In the case of a varying electromagnetic fields, the faster the variations are (i.e., the higher the frequencies), the better the material resists magnetic field penetration. In this case the shielding also depends on the electrical conductivity, the magnetic properties of the conductive materials used in the cages, as well as their thicknesses.

A good idea of the effectiveness of a Faraday shield can be obtained from considerations of skin depth. With skin depth, the current flowing is mostly in the surface, and decays exponentially with depth through the material. Because a Faraday shield has finite thickness, this determines how well the shield works; a thicker shield can attenuate electromagnetic fields better, and to a lower frequency.

you have to get up to X-rays and higher for any significant ( but still small) depth penetration ... they use X-Rays for looking for metal defects

As far as I'm aware of, for a solid continuous shield, there is no penetration. EM enters/exits via cracks and holes
This is why RF waveguides work so well for carrying very high power ( 10's of kW's) from transmitters to antennas for TV stations etc
there isn't any leakage through the WG, only from joints between sections and they use methods to reduce thatDave

 

[Matt1]

I need to read that article. Interesting that thickness of shield material apparently does not matter, it is the continuity of the enclosure that determines leakage. Therefore, absorptive materials on the inside should prevent any leaked frequencies from continuously reflecting back + forth on the inner surfaces. And joint leakage reduction techniques are important.

 

[davenn]

Interesting that thickness of shield material apparently does not matter,

No, the thickness is important it has to be at least greater than the skin depth for a given frequency

it is the continuity of the enclosure that determines leakage.

primarily, yes

Therefore, absorptive materials on the inside should prevent any leaked frequencies from continuously reflecting back + forth on the inner surfaces

yes that will help

but absorptive materials on the inside are primarily used for dampening oscillations inside a box that are radiated by the circuitry inside the box.
These radiated oscillations can cause circuit instability. The higher the frequency, the more these oscillations can be a problemDave

 

[Matt1]

Actually, the primary concern is if people are inside of the shielded room. It seems it will be ok if properly designed.

 

[davenn]

you might find this of interest:
RF shielding
http://www.idc-online.com/technical...eering/Designing_an_RF_Shielded_Enclosure.pdf

 

[sophiecentaur]

Actually, the primary concern is if people are inside of the shielded room. It seems it will be ok if properly designed.

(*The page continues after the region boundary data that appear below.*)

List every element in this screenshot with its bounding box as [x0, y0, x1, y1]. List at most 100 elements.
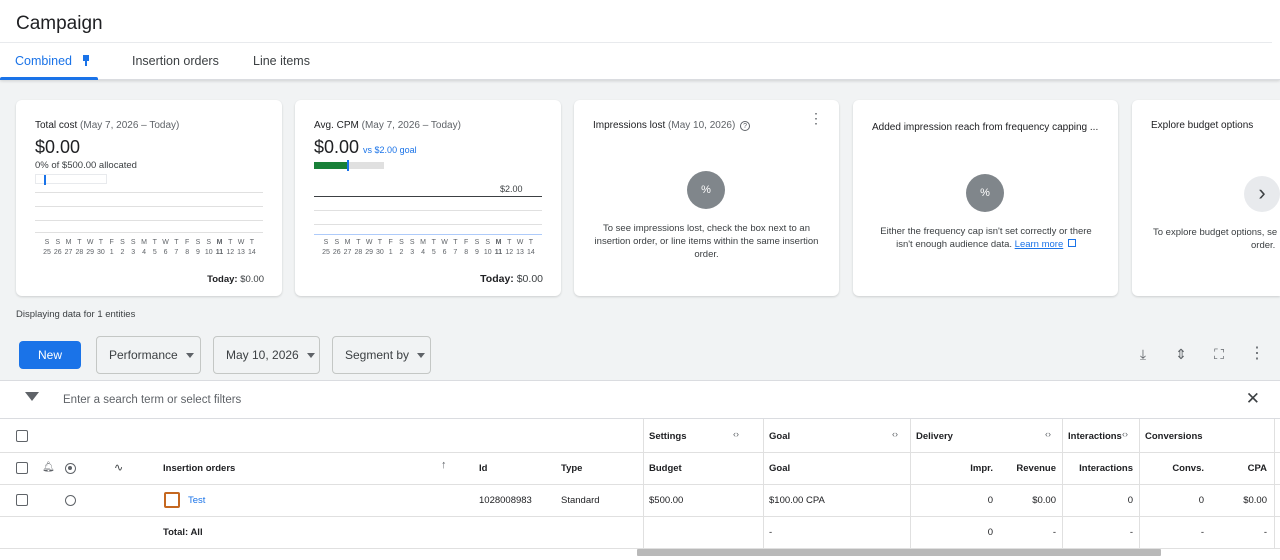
card-date-range: (May 7, 2026 – Today): [361, 120, 461, 131]
tick-date: 29: [365, 249, 374, 256]
row-type: Standard: [561, 495, 600, 506]
page-header: Campaign Combined Insertion orders Line …: [0, 0, 1280, 80]
total-cost-card[interactable]: Total cost (May 7, 2026 – Today) $0.00 0…: [16, 100, 282, 296]
avg-cpm-card[interactable]: Avg. CPM (May 7, 2026 – Today) $0.00 vs $…: [295, 100, 561, 296]
tick-day: F: [464, 239, 469, 246]
axis-tick-label: T 28: [74, 238, 84, 258]
col-type[interactable]: Type: [561, 463, 582, 474]
col-id[interactable]: Id: [479, 463, 487, 474]
frequency-capping-card[interactable]: Added impression reach from frequency ca…: [853, 100, 1118, 296]
axis-tick-label: T 30: [375, 238, 385, 258]
tick-date: 9: [195, 249, 200, 256]
tick-date: 3: [410, 249, 415, 256]
learn-more-link[interactable]: Learn more: [1015, 239, 1064, 250]
col-cpa[interactable]: CPA: [1214, 463, 1267, 474]
performance-dropdown[interactable]: Performance: [96, 336, 201, 374]
card-title-text: Avg. CPM: [314, 120, 359, 131]
tick-day: T: [174, 239, 179, 246]
today-value: Today: $0.00: [480, 273, 543, 285]
filter-icon[interactable]: [25, 392, 39, 401]
impressions-lost-card[interactable]: Impressions lost (May 10, 2026) ? ⋮ % To…: [574, 100, 839, 296]
search-input[interactable]: Enter a search term or select filters: [63, 394, 241, 406]
select-column-checkbox[interactable]: [16, 462, 28, 474]
total-cpa: -: [1263, 527, 1267, 538]
axis-tick-label: F8: [461, 238, 471, 258]
bell-icon[interactable]: 🔔︎: [42, 462, 55, 473]
divider: [0, 484, 1280, 485]
tick-date: 9: [474, 249, 479, 256]
carousel-next-button[interactable]: ›: [1244, 176, 1280, 212]
empty-state-message: To explore budget options, se order.: [1153, 226, 1280, 252]
tick-day: M: [216, 239, 223, 246]
tick-date: 12: [505, 249, 514, 256]
axis-tick-label: T5: [429, 238, 439, 258]
more-options-icon[interactable]: ⋮: [1247, 344, 1267, 364]
status-icon[interactable]: [65, 463, 76, 474]
col-convs[interactable]: Convs.: [1145, 463, 1204, 474]
col-budget[interactable]: Budget: [649, 463, 682, 474]
more-options-icon[interactable]: ⋮: [809, 111, 823, 125]
budget-message-2: order.: [1251, 240, 1276, 251]
horizontal-scrollbar[interactable]: [637, 549, 1161, 556]
card-date-range: (May 7, 2026 – Today): [80, 120, 180, 131]
tick-day: M: [420, 239, 426, 246]
budget-allocated-note: 0% of $500.00 allocated: [35, 160, 137, 171]
segment-by-dropdown[interactable]: Segment by: [332, 336, 431, 374]
today-label: Today:: [480, 273, 514, 285]
tab-line-items[interactable]: Line items: [253, 54, 310, 68]
col-interactions[interactable]: Interactions: [1068, 463, 1133, 474]
group-settings: Settings: [649, 431, 687, 442]
expand-delivery-icon[interactable]: ‹›: [1045, 429, 1051, 439]
trend-icon[interactable]: ∿: [114, 461, 123, 474]
expand-interactions-icon[interactable]: ‹›: [1122, 429, 1128, 439]
tick-day: S: [323, 239, 329, 246]
axis-tick-label: W 13: [236, 238, 246, 258]
date-range-dropdown[interactable]: May 10, 2026: [213, 336, 320, 374]
col-impr[interactable]: Impr.: [930, 463, 993, 474]
row-impr: 0: [987, 495, 993, 506]
budget-message: To explore budget options, se: [1153, 227, 1278, 238]
tick-date: 6: [442, 249, 447, 256]
chart-axis-ticks: S 25 S 26 M 27 T 28 W 29 T 30 F 1 S 2 S 3 M 4 T 5 W 6 T 7 F 8 S 9 S 10 M…: [321, 238, 536, 258]
chevron-down-icon: [306, 353, 315, 359]
cpm-value: $0.00: [314, 137, 360, 157]
axis-tick-label: M 27: [64, 238, 74, 258]
tab-insertion-orders[interactable]: Insertion orders: [132, 54, 219, 68]
axis-tick-label: T7: [450, 238, 460, 258]
expand-settings-icon[interactable]: ‹›: [733, 429, 739, 439]
today-label: Today:: [207, 274, 238, 285]
column-separator: [643, 419, 644, 549]
row-checkbox[interactable]: [16, 494, 28, 506]
row-name-link[interactable]: Test: [188, 495, 205, 506]
tick-day: T: [528, 239, 533, 246]
today-amount: $0.00: [240, 274, 264, 285]
percent-icon: %: [687, 171, 725, 209]
help-icon[interactable]: ?: [740, 121, 751, 131]
col-revenue[interactable]: Revenue: [996, 463, 1056, 474]
axis-tick-label: T 12: [504, 238, 514, 258]
pin-icon[interactable]: [82, 55, 90, 66]
row-status-icon[interactable]: [65, 495, 76, 506]
tick-date: 11: [215, 249, 224, 256]
tick-day: T: [98, 239, 104, 246]
group-goal: Goal: [769, 431, 791, 442]
expand-rows-icon[interactable]: ⇕: [1171, 344, 1191, 364]
column-separator: [1274, 419, 1275, 549]
axis-tick-label: S3: [128, 238, 138, 258]
tick-date: 11: [494, 249, 503, 256]
tab-combined[interactable]: Combined: [15, 54, 90, 68]
explore-budget-card[interactable]: Explore budget options To explore budget…: [1132, 100, 1280, 296]
close-icon[interactable]: ✕: [1246, 390, 1260, 407]
col-insertion-orders[interactable]: Insertion orders: [163, 463, 235, 474]
new-button[interactable]: New: [19, 341, 81, 369]
select-all-checkbox[interactable]: [16, 430, 28, 442]
sort-ascending-icon[interactable]: ↑: [441, 459, 447, 471]
card-title-text: Impressions lost: [593, 120, 666, 131]
download-icon[interactable]: ⤓: [1133, 344, 1153, 364]
external-link-icon[interactable]: [1067, 239, 1076, 247]
tick-date: 6: [163, 249, 168, 256]
expand-goal-icon[interactable]: ‹›: [892, 429, 898, 439]
fullscreen-icon[interactable]: ⛶: [1209, 344, 1229, 364]
insertion-order-icon: [164, 492, 180, 508]
col-goal[interactable]: Goal: [769, 463, 790, 474]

You need to get things in proportion here. A shielding of only 30dB would reduce the power exposure by 1/1000. (1kW arriving outside produces 1W inside) What exactly are you trying to protect humans (?) from? You want an Engineering answer so your question needs to specify the requirements with some accuracy. to make it worth while. Comments about a foot bridge may not apply to a Motorway bridge.
The requirements for a good measurement facility is entirely different from the requirement for personal safety.